With news that personal spending has achieved its largest monthly gain in 19 months, many on Wall Street apparently say that actual spending reflected in the Commerce Department's July report carries more weight than recent low readings for consumer confidence. Stocks surged by more than 2% Monday partly on news of the welcome increase in consumption by 0.8%; spending had declined by 0.1% the previous month.
In contrast, data released just Friday showed consumer confidence fell to its lowest level since November 2008. That finding, based on the Thomson Reuters/University of Michigan consumer sentiment index, matched a similar "consumer comfort index" published by Bloomberg that only recently approached striking distance of the 26-year-old index's all-time low in January 2009.
So, what matters more: consumers' actual spending or an intangible general mood based on survey data?
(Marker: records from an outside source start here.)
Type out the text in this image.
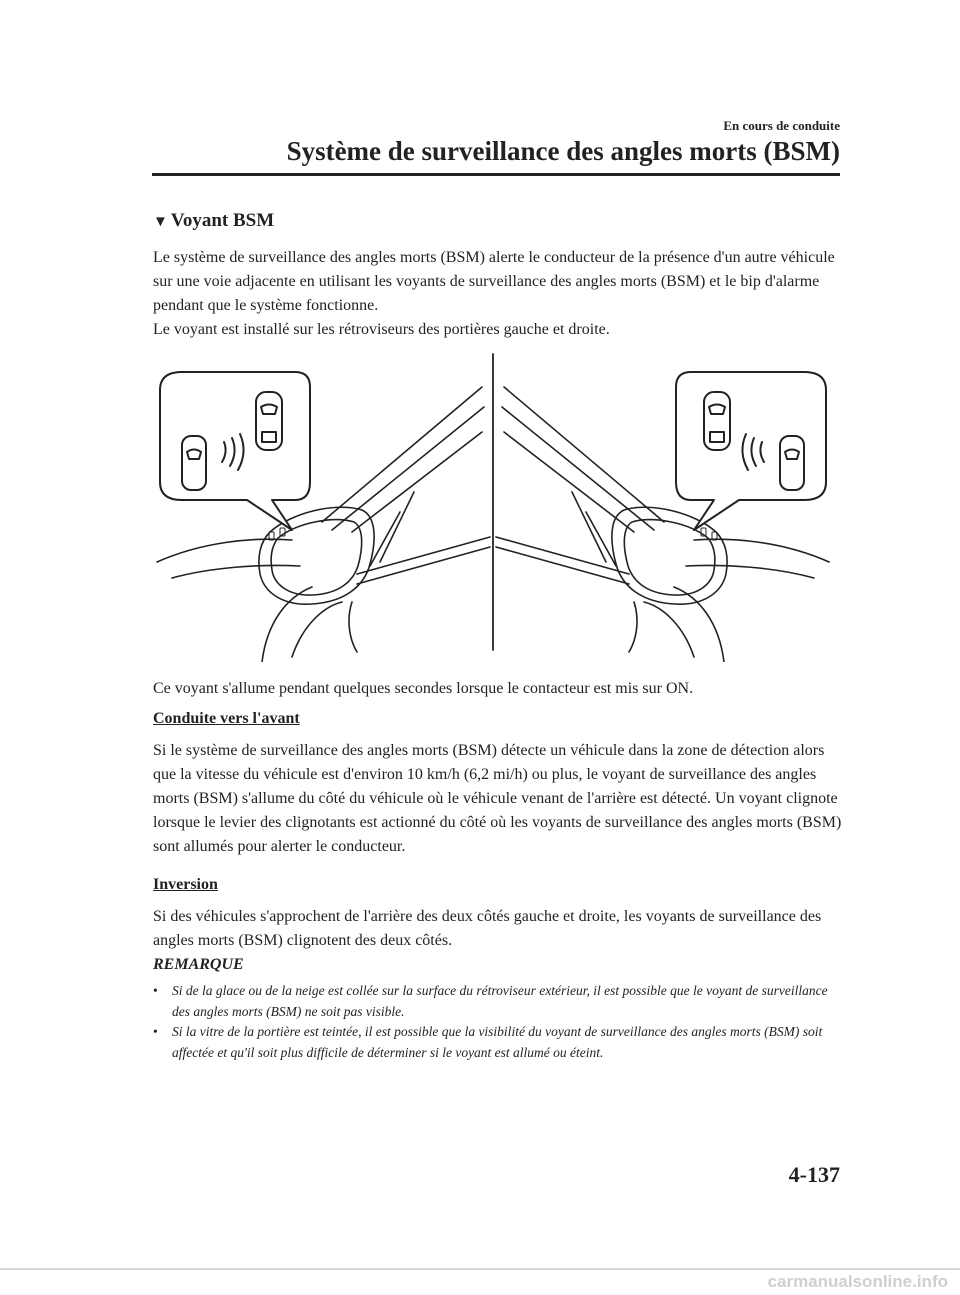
En cours de conduite
Système de surveillance des angles morts (BSM)
▼ Voyant BSM
Le système de surveillance des angles morts (BSM) alerte le conducteur de la présence d'un autre véhicule sur une voie adjacente en utilisant les voyants de surveillance des angles morts (BSM) et le bip d'alarme pendant que le système fonctionne.
Le voyant est installé sur les rétroviseurs des portières gauche et droite.
Ce voyant s'allume pendant quelques secondes lorsque le contacteur est mis sur ON.
Conduite vers l'avant
Si le système de surveillance des angles morts (BSM) détecte un véhicule dans la zone de détection alors que la vitesse du véhicule est d'environ 10 km/h (6,2 mi/h) ou plus, le voyant de surveillance des angles morts (BSM) s'allume du côté du véhicule où le véhicule venant de l'arrière est détecté. Un voyant clignote lorsque le levier des clignotants est actionné du côté où les voyants de surveillance des angles morts (BSM) sont allumés pour alerter le conducteur.
Inversion
Si des véhicules s'approchent de l'arrière des deux côtés gauche et droite, les voyants de surveillance des angles morts (BSM) clignotent des deux côtés.
REMARQUE
•	Si de la glace ou de la neige est collée sur la surface du rétroviseur extérieur, il est possible que le voyant de surveillance des angles morts (BSM) ne soit pas visible.
•	Si la vitre de la portière est teintée, il est possible que la visibilité du voyant de surveillance des angles morts (BSM) soit affectée et qu'il soit plus difficile de déterminer si le voyant est allumé ou éteint.
4-137
carmanualsonline.info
Prominent academic economists are among those who view confidence as the key driver of the economy. Yale professor Robert Shiller, speaking at a conference earlier this year, was emphatic in stating that "confidence drives the economy." He expanded on that view in Monday's New Republic, interpreting John Maynard Keynes' view that a general mood of confidence was of greater weight than objective facts or information. "If we think confidence is returning, then confidence will return," Shiller writes. He advocates boosting taxes and government spending, but in tandem, so that the national debt would not increase.